Projection matrix that sum to identity are orthogonal

Here is an argument that works for any number of projections. It uses only the algebraic properties of the projections (that they are selfadjoint and positive, and that they equal their own square), without using them as operators. Also, equality to the identity is not required, just that the sum is below the identity.

So, assume$$\sum_{k=1}^NZ_k\leq I.$$ Take indices $i$ and $j$ with $i\ne j$. Then $$ 0\leq Z_iZ_jZ_i\leq Z_i\left(\sum_{k\ne i} Z_k\right)Z_i\leq Z_i(I-Z_i)Z_i=0. $$ It follows that $Z_iZ_jZ_i=0$. But then $$ 0=Z_iZ_jZ_i=Z_iZ_j^2Z_i=(Z_jZ_i)^*Z_jZ_i, $$ and so $Z_jZ_i=0$.
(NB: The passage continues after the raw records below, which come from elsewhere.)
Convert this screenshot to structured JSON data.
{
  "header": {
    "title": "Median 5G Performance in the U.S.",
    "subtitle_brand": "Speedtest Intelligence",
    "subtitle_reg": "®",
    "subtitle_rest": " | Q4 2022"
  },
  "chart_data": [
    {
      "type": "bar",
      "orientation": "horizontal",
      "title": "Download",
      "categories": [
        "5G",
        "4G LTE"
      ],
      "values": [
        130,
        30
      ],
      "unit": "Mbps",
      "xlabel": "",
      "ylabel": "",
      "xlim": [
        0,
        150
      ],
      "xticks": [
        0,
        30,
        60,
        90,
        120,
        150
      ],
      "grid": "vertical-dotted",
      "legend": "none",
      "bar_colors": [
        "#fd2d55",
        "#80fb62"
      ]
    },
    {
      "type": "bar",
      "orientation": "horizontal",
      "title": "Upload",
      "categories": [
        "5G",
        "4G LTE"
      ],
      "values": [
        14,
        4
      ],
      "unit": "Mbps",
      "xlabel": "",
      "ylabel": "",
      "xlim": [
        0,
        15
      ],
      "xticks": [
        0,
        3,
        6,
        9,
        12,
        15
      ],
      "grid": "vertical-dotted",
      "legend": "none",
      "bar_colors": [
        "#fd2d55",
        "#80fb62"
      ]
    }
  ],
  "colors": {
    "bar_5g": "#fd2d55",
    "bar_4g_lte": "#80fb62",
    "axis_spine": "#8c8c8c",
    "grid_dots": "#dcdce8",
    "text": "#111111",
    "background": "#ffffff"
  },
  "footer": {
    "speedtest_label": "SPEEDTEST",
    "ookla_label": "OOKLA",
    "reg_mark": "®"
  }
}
In fact if $P+Q$ is a projection, then $PQ = 0$, because $(P+Q)^2 = (P+Q)$, and so $$ PQ(x) + QP(x) = 0 \Rightarrow PQ = -QP $$ and hence for any $x \in ran(PQ)$, $$ PQx = x \Rightarrow Px = x $$ and similarly, $$ -QPx = x \Rightarrow Qx = x $$ and hence $x = -QPx = -Qx = -x$, and so $x = 0$, which means that $PQ = 0$

Now apply this to $P = Z_i, Q=Z_j$ for $i\neq j$